The AMA recommends that mungbean producers replenish their seed lines every three years.
In 2005, the Australian Mungbean Association (AMA) commenced a seed production scheme in which seed production crops are inspected by an independent third party for halo blight and tan spot, along with various other weed and disease contaminants. This process is in place to reduce the occurrence of the various diseases and give the industry confidence in the integrity of the seed supply.
The detection of halo blight in 2007 spring-planted crops highlighted the higher risk of seed borne disease when producers retain their own seed on farm.
Halo blight and tan spot are seed borne diseases and this is one reason why the AMA recommends growers purchase seed through the AMA approved seed scheme. Seed produced under the scheme is sold in clearly branded bags, and each seed lot is fully traceable, back to the paddock of production. All inspections and the history of the crop are recorded and this allows the AMA to monitor the seed scheme and in particular any re-occurrence of halo blight.

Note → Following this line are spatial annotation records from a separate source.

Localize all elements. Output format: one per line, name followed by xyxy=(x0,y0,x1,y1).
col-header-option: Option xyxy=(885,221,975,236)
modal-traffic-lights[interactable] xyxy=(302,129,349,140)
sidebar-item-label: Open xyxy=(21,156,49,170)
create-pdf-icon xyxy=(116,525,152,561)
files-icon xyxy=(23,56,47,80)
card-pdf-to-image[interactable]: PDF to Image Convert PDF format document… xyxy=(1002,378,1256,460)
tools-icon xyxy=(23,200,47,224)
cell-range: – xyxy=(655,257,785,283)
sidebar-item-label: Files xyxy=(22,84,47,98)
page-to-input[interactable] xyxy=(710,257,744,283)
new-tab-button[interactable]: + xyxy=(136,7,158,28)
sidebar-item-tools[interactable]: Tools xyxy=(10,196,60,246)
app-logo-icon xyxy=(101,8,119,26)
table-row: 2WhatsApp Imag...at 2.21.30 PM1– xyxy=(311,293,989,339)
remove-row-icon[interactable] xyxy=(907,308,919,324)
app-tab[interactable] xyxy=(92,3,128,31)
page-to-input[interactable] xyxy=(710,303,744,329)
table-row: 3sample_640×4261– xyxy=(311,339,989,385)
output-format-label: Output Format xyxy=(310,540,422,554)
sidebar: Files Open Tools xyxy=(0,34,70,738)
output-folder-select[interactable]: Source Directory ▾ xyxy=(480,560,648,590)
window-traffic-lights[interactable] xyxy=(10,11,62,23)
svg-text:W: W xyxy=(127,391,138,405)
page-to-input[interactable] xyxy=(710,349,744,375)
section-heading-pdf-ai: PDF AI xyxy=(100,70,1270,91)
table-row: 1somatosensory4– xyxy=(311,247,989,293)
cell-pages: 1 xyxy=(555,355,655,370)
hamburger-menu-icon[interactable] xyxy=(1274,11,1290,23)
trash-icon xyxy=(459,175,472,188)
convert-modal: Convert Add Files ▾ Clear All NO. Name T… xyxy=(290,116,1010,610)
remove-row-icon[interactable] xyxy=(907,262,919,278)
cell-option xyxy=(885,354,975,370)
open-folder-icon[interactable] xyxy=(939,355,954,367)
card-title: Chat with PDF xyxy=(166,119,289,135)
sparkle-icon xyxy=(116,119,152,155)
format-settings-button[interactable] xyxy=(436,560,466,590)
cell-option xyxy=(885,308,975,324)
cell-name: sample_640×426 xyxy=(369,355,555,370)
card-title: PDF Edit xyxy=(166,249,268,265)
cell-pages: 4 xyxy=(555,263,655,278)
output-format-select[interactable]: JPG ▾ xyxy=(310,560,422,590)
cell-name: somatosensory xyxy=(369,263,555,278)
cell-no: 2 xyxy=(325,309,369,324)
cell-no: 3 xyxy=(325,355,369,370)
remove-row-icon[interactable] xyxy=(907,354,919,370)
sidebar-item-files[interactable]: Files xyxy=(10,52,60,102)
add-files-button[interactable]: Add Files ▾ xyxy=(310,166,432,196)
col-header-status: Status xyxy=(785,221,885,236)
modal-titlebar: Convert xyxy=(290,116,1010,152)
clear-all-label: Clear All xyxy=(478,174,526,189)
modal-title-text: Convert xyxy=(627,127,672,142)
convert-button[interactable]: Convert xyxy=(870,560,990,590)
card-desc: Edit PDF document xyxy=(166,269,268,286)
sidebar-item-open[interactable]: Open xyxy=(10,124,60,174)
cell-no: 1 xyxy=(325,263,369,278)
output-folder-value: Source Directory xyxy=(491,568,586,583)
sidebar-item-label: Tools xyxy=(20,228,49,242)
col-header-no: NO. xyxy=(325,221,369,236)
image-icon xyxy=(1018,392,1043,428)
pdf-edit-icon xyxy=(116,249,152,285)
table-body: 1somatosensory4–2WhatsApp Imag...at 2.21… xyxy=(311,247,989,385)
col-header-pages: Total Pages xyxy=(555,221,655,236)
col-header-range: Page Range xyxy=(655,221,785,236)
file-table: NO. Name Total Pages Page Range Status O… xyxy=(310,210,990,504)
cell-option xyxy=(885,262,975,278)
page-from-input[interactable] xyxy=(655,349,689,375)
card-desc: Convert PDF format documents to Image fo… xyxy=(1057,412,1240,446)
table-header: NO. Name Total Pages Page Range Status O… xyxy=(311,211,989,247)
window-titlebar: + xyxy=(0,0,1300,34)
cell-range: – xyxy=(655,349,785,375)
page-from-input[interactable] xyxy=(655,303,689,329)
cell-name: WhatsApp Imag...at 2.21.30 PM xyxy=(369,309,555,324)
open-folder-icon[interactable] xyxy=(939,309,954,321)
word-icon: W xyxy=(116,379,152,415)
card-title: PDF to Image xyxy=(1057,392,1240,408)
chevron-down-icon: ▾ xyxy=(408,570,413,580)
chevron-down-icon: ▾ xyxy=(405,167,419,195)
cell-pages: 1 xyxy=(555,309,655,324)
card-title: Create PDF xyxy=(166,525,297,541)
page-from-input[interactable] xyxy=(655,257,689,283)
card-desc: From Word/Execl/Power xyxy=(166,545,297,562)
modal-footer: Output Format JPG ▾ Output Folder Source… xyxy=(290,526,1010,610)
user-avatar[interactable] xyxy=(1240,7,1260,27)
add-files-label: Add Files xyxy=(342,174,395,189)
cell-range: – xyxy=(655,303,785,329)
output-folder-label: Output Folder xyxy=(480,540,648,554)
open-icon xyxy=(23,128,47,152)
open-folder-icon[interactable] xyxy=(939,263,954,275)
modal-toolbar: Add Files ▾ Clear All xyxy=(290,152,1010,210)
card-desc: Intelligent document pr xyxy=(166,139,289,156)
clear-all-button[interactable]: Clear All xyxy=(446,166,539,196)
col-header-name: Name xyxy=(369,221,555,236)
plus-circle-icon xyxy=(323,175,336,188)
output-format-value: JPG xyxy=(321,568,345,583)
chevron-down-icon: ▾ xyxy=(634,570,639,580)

Trade marks and PBR legislation protect the varieties Jade-Au, Celera II, Crystal, Satin II, Emerald, White Gold, Green Diamond and Delta. The legislation clearly states that seed of these varieties can not be sold by non-approved seed producers or seed suppliers. The distinctively printed bags with the appropriate Trade Mark or PBR logo provide assurance of the quality and purity of the seed. Avoid purchasing seed that is not packaged in these clearly branded bags.
Producers intending to keep their own planting seed for their own future production should consult with a Certified Mungbean Agronomist to inspect seed crops for the incidence of disease prior to harvest. If in doubt, purchase AMA-approved seed as a better alternative to the potential yield loss due to disease in the following crop. Certified Mungbean Agronomists are trained in industry best production practices, including diseases detection.